NATIONAL HARBOR, MD. – The 5-year survival rates for patients undergoing carotid endarterectomy for asymptomatic stenosis differ significantly depending on whether they are classified as low, medium, or high risk, according to an analysis of prospectively collected data on more than 4,000 patients.
"Our study is the first of its kind to describe independent predictors of 5-year mortality in this population of patients," Dr. Jessica B. Wallaert said at the Vascular Annual Meeting.
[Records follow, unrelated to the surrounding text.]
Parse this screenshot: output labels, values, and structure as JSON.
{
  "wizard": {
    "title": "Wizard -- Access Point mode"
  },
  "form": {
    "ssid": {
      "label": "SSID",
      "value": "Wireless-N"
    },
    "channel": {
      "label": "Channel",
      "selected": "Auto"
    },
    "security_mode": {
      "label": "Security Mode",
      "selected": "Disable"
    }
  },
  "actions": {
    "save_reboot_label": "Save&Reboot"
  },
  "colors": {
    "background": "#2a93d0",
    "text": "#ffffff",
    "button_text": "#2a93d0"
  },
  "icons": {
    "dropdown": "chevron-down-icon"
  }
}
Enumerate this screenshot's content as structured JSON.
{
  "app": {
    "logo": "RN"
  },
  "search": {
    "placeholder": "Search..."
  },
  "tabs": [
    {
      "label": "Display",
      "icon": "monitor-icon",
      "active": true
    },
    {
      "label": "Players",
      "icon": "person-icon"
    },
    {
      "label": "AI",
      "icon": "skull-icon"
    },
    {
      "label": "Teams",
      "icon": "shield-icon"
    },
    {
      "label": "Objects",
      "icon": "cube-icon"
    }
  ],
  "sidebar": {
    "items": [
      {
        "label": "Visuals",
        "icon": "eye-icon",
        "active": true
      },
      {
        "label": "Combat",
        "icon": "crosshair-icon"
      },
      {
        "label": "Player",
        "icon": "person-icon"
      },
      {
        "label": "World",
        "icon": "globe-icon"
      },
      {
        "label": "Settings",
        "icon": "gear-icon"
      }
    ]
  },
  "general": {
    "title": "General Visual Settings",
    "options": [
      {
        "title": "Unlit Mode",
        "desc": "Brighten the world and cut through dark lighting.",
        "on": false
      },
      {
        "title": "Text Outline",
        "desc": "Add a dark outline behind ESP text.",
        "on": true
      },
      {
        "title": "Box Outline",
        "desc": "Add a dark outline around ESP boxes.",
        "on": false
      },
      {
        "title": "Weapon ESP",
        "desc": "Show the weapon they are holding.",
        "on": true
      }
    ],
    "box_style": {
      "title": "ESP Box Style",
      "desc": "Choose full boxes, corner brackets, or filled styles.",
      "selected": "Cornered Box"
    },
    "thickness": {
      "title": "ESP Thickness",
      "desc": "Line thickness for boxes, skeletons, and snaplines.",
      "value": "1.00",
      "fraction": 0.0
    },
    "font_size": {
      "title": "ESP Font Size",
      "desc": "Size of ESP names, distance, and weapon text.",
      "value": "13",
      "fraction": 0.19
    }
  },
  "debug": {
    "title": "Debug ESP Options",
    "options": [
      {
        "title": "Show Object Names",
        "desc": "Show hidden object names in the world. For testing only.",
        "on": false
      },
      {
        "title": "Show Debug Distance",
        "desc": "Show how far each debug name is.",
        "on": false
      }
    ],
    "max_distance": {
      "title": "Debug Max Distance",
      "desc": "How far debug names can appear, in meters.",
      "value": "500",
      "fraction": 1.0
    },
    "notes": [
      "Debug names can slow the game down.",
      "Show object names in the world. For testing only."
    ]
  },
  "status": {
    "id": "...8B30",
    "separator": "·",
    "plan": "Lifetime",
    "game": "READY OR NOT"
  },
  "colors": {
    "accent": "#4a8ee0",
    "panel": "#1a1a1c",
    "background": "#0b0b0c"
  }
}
Dr. Wallaert of Dartmouth-Hitchcock Medical Center, Lebanon, N.H., and her colleagues studied factors associated with 5-year survival after carotid endarterectomy (CEA) in patients with asymptomatic internal carotid artery (ICA) stenosis. Whether such patients will benefit from the procedure – especially when they are asymptomatic – depends on their ability to achieve long-term survival. The researchers’ goal was to improve patient selection and create user-friendly tools for surgeons and patients alike to predict the probability of benefiting from this prophylactic surgery.
They analyzed prospectively collected data from 4,294 isolated CEAs that were performed for asymptomatic stenosis across 24 centers in the Vascular Study Group of New England (VSGNE) in 2003-2011. Mortality was determined from the Social Security Death Index. Cox proportional hazard models were used to identify risk factors for mortality within the 5 years after CEA.
Overall 5-year survival was 82%. In multivariate analysis, increasing strata of age, diabetes, smoking history, heart failure, chronic obstructive pulmonary disease, poor renal function (defined as an estimated glomerular filtration rate less than 60 mL/min, or dialysis dependence), and degree of contralateral ICA stenosis were all associated with poorer survival. Statin use, however, predicted improved survival.
Patients who were classified as low (27%), medium (68%), and high (5%) risk on the basis of their number of risk factors had significantly different 5-year survival rates: 94%, 80%, and 51%, respectively.
"More than four out of five asymptomatic patients selected for CEA in the Vascular Study Group of New England achieved 5-year survival, demonstrating appropriate patient selection in our region," she said. However, there are patients with high-risk profiles who are unlikely to survive long enough to realize a benefit of CEA for asymptomatic stenosis.
Dr. Wallaert reported that she had nothing to disclose.